The Exorcist III Synopsis
Sixteen years after the events of The Exorcist, Lieutenant William F. Kinderman investigates a new series of gruesome murders, the style of which resembles that of the Gemini, a serial killer executed seventeen years ago. After his friend Father Dyer is slain, Kinderman visits a psychiatric patient and is shocked by the patient’s resemblance to Father Damien Karras. This leads Kinderman to realise that the possession incident from sixteen years ago has yet to end. The evil defeated back then is now viciously seeking vengeance.
* This review focuses on the original cinematic release of The Exorcist III. Not the 2016 Scream Factory Collector’s Edition.
The Exorcist III has an ugly controversy behind it. In a classic example of artistic freedom versus commercial dictation, producers weren’t thrilled by director William Peter Blatty’s original take and insisted on him adding an end exorcism scene. In fact, I read somewhere that Blatty, who also wrote the original Exorcist story, didn’t even want this movie to carry the Exorcist brand. The end result was The Exorcist III having a distinctive schizophrenic feel. There’s Blatty’s creepier, subdued original for most parts, with the abrupt get-out-of-him-you-beast portion dominating the end.
I strongly preferred Blatty’s original bits.
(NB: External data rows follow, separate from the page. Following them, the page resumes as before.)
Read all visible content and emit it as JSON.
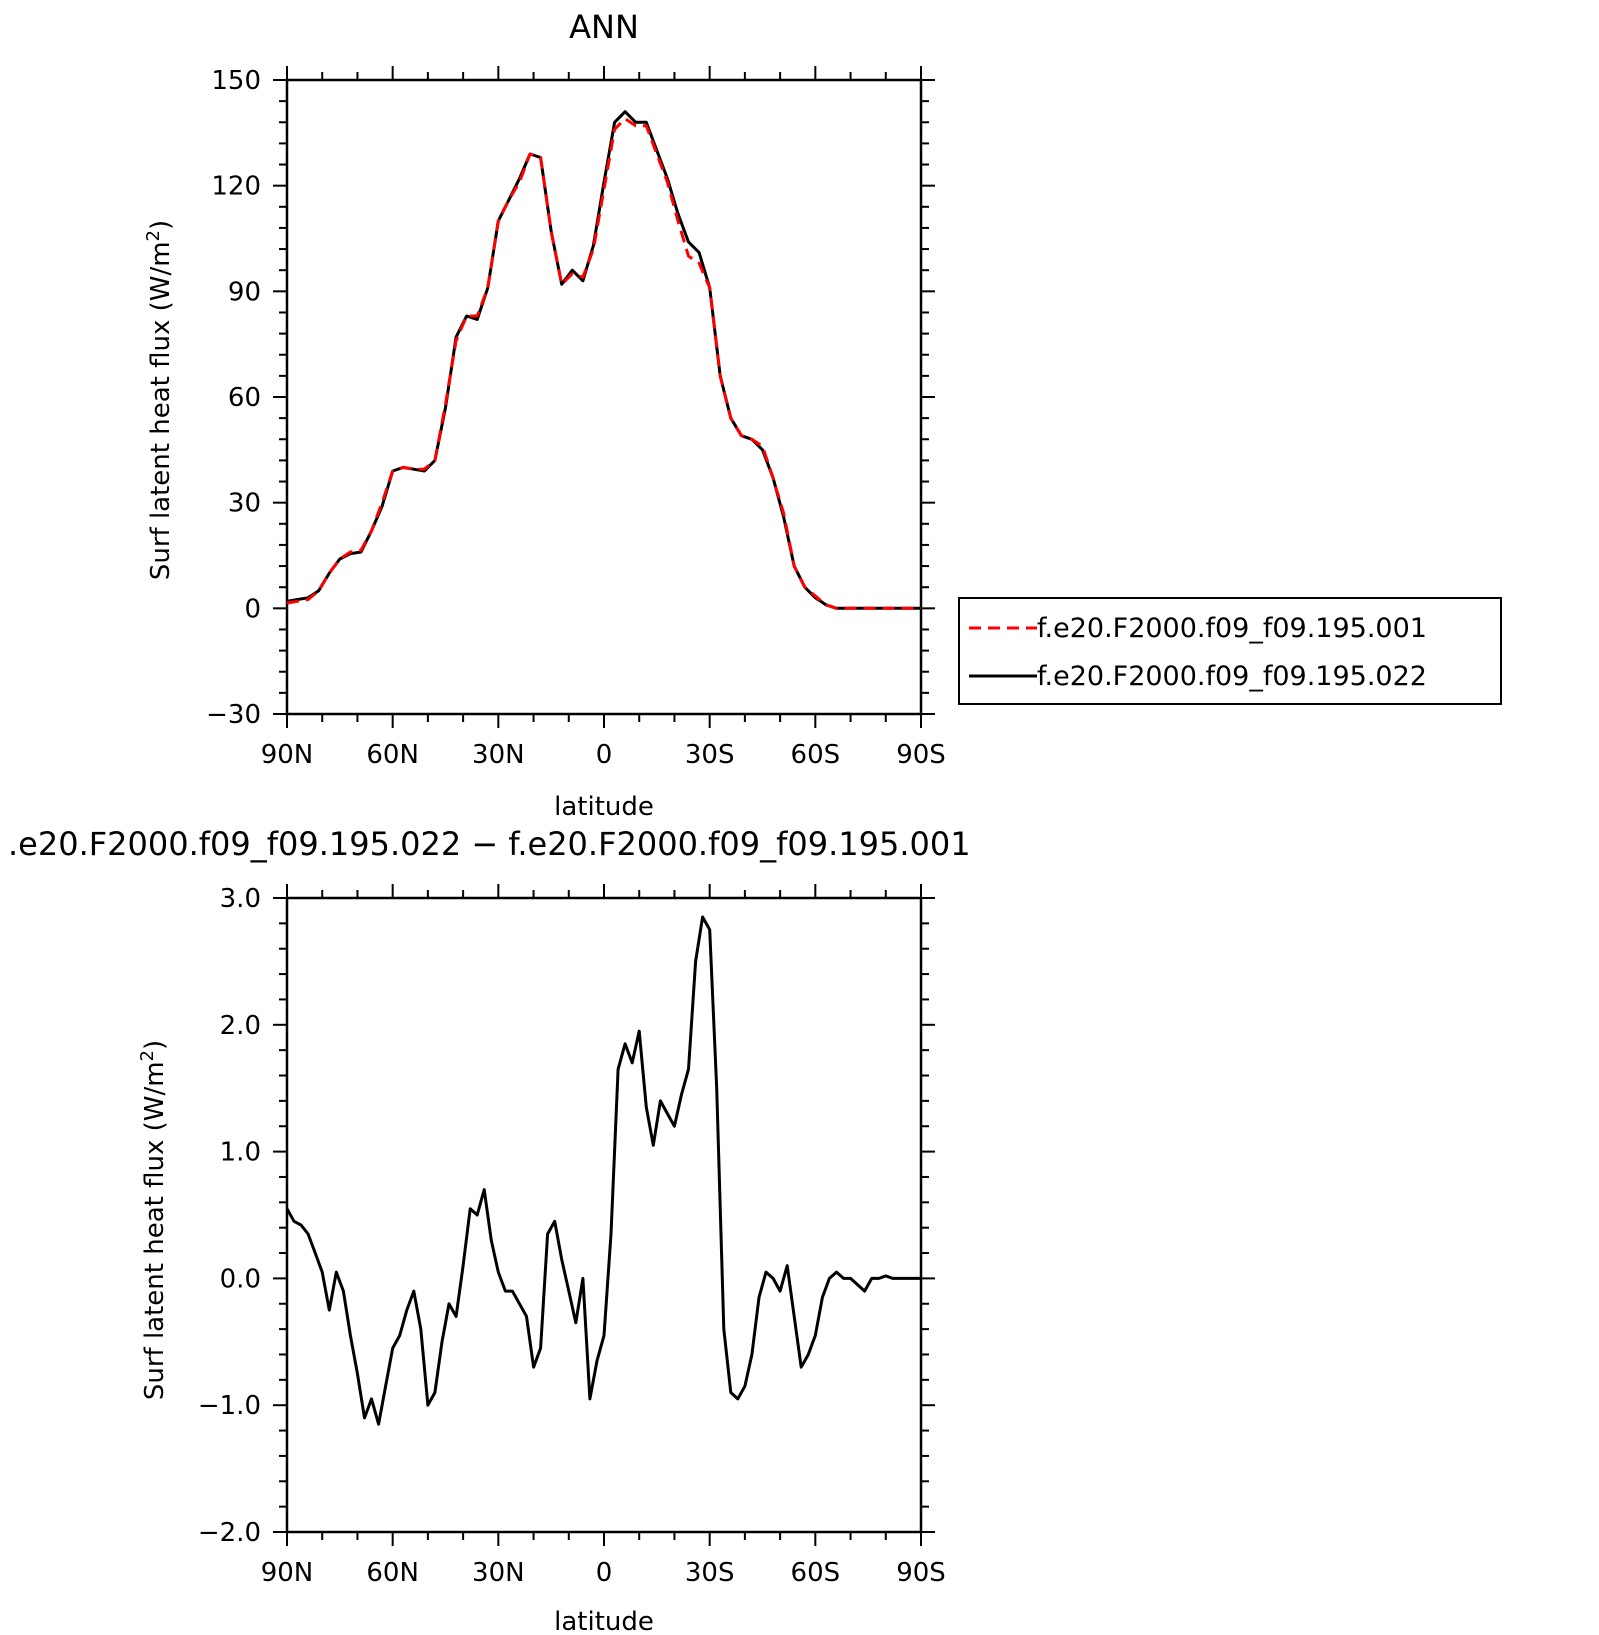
{
  "chart_data": [
    {
      "type": "line",
      "title": "ANN",
      "xlabel": "latitude",
      "ylabel": "Surf latent heat flux (W/m",
      "ylabel_sup": "2",
      "ylabel_close": ")",
      "xlim": [
        90,
        -90
      ],
      "ylim": [
        -30,
        150
      ],
      "x_ticks": [
        90,
        60,
        30,
        0,
        -30,
        -60,
        -90
      ],
      "x_tick_labels": [
        "90N",
        "60N",
        "30N",
        "0",
        "30S",
        "60S",
        "90S"
      ],
      "y_ticks": [
        -30,
        0,
        30,
        60,
        90,
        120,
        150
      ],
      "y_tick_labels": [
        "−30",
        "0",
        "30",
        "60",
        "90",
        "120",
        "150"
      ],
      "legend_position": "right",
      "series": [
        {
          "name": "f.e20.F2000.f09_f09.195.001",
          "color": "#ff0000",
          "dash": "dashed",
          "x": [
            90,
            87,
            84,
            81,
            78,
            75,
            72,
            69,
            66,
            63,
            60,
            57,
            54,
            51,
            48,
            45,
            42,
            39,
            36,
            33,
            30,
            27,
            24,
            21,
            18,
            15,
            12,
            9,
            6,
            3,
            0,
            -3,
            -6,
            -9,
            -12,
            -15,
            -18,
            -21,
            -24,
            -27,
            -30,
            -33,
            -36,
            -39,
            -42,
            -45,
            -48,
            -51,
            -54,
            -57,
            -60,
            -63,
            -66,
            -69,
            -72,
            -75,
            -78,
            -81,
            -84,
            -87,
            -90
          ],
          "y": [
            1.5,
            2,
            2.5,
            5,
            10,
            14,
            16,
            16.5,
            22,
            30,
            39,
            40,
            39.5,
            39.5,
            42,
            58,
            76,
            83,
            83,
            91,
            110,
            116,
            121,
            129,
            128,
            107,
            92,
            95,
            94,
            102,
            119,
            136,
            139,
            137,
            137,
            129,
            121,
            110,
            100,
            98,
            91,
            66,
            54,
            49,
            48,
            46,
            37,
            27,
            12,
            6,
            3.5,
            1,
            0,
            0,
            0,
            0,
            0,
            0,
            0,
            0,
            0
          ]
        },
        {
          "name": "f.e20.F2000.f09_f09.195.022",
          "color": "#000000",
          "dash": "solid",
          "x": [
            90,
            87,
            84,
            81,
            78,
            75,
            72,
            69,
            66,
            63,
            60,
            57,
            54,
            51,
            48,
            45,
            42,
            39,
            36,
            33,
            30,
            27,
            24,
            21,
            18,
            15,
            12,
            9,
            6,
            3,
            0,
            -3,
            -6,
            -9,
            -12,
            -15,
            -18,
            -21,
            -24,
            -27,
            -30,
            -33,
            -36,
            -39,
            -42,
            -45,
            -48,
            -51,
            -54,
            -57,
            -60,
            -63,
            -66,
            -69,
            -72,
            -75,
            -78,
            -81,
            -84,
            -87,
            -90
          ],
          "y": [
            2,
            2.5,
            3,
            5,
            10,
            14,
            15.5,
            16,
            22,
            29,
            39,
            40,
            39.5,
            39,
            42,
            57,
            77,
            83,
            82,
            91,
            110,
            116,
            122,
            129,
            128,
            107,
            92,
            96,
            93,
            103,
            121,
            138,
            141,
            138,
            138,
            130,
            122,
            112,
            104,
            101,
            91,
            66,
            54,
            49,
            48,
            45,
            37,
            26,
            12,
            6,
            3,
            1,
            0,
            0,
            0,
            0,
            0,
            0,
            0,
            0,
            0
          ]
        }
      ]
    },
    {
      "type": "line",
      "title": ".e20.F2000.f09_f09.195.022 − f.e20.F2000.f09_f09.195.001",
      "xlabel": "latitude",
      "ylabel": "Surf latent heat flux (W/m",
      "ylabel_sup": "2",
      "ylabel_close": ")",
      "xlim": [
        90,
        -90
      ],
      "ylim": [
        -2.0,
        3.0
      ],
      "x_ticks": [
        90,
        60,
        30,
        0,
        -30,
        -60,
        -90
      ],
      "x_tick_labels": [
        "90N",
        "60N",
        "30N",
        "0",
        "30S",
        "60S",
        "90S"
      ],
      "y_ticks": [
        -2,
        -1,
        0,
        1,
        2,
        3
      ],
      "y_tick_labels": [
        "−2.0",
        "−1.0",
        "0.0",
        "1.0",
        "2.0",
        "3.0"
      ],
      "series": [
        {
          "color": "#000000",
          "dash": "solid",
          "x": [
            90,
            88,
            86,
            84,
            82,
            80,
            78,
            76,
            74,
            72,
            70,
            68,
            66,
            64,
            62,
            60,
            58,
            56,
            54,
            52,
            50,
            48,
            46,
            44,
            42,
            40,
            38,
            36,
            34,
            32,
            30,
            28,
            26,
            24,
            22,
            20,
            18,
            16,
            14,
            12,
            10,
            8,
            6,
            4,
            2,
            0,
            -2,
            -4,
            -6,
            -8,
            -10,
            -12,
            -14,
            -16,
            -18,
            -20,
            -22,
            -24,
            -26,
            -28,
            -30,
            -32,
            -34,
            -36,
            -38,
            -40,
            -42,
            -44,
            -46,
            -48,
            -50,
            -52,
            -54,
            -56,
            -58,
            -60,
            -62,
            -64,
            -66,
            -68,
            -70,
            -72,
            -74,
            -76,
            -78,
            -80,
            -82,
            -84,
            -86,
            -88,
            -90
          ],
          "y": [
            0.55,
            0.45,
            0.42,
            0.35,
            0.2,
            0.05,
            -0.25,
            0.05,
            -0.1,
            -0.45,
            -0.75,
            -1.1,
            -0.95,
            -1.15,
            -0.85,
            -0.55,
            -0.45,
            -0.25,
            -0.1,
            -0.4,
            -1.0,
            -0.9,
            -0.5,
            -0.2,
            -0.3,
            0.1,
            0.55,
            0.5,
            0.7,
            0.3,
            0.05,
            -0.1,
            -0.1,
            -0.2,
            -0.3,
            -0.7,
            -0.55,
            0.35,
            0.45,
            0.15,
            -0.1,
            -0.35,
            0.0,
            -0.95,
            -0.65,
            -0.45,
            0.35,
            1.65,
            1.85,
            1.7,
            1.95,
            1.35,
            1.05,
            1.4,
            1.3,
            1.2,
            1.45,
            1.65,
            2.5,
            2.85,
            2.75,
            1.5,
            -0.4,
            -0.9,
            -0.95,
            -0.85,
            -0.6,
            -0.15,
            0.05,
            0.0,
            -0.1,
            0.1,
            -0.3,
            -0.7,
            -0.6,
            -0.45,
            -0.15,
            0.0,
            0.05,
            0.0,
            0.0,
            -0.05,
            -0.1,
            0.0,
            0.0,
            0.02,
            0.0,
            0.0,
            0.0,
            0.0,
            0.0
          ]
        }
      ]
    }
  ]
}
His style is proof of the power of narration, and his mastery is demonstrated by artful injections of moments of genuine psychological terror. The most infamous of these being that superb, wide-angle corridor scene. Having said this, I should highlight that the exorcism scene wasn’t that awful too. This was still done by the same man, and if one considers a pea-soup spewing Linda Blair to be iconic, what’s so wrong with this updated version? The only problem, if you ask me, is how the exorcism felt incongruous overall. It was sudden. It screamed reshoot. Perhaps Blatty was protesting silently, but he could have done that scene a little less hysterically.
Might I add too that though I prefer the quieter direction, the enforced ending is probably the better way to conclude The Exorcist III. Blatty’s original novel, Legion, was a thoughtful dissertation on the nature of evil. One that ended with a disquieting anti-climax. While I’m sure the talents of cinema could still weave a great ending using this, I think most audiences then and now would prefer something a little more visual. I mean, do you seriously want to watch a horror movie in which the monster goes sayonara peacefully by itself? In that sense, Blatty’s original tale is perhaps rather ill-suited for the big screen. The conflict might have been unavoidable.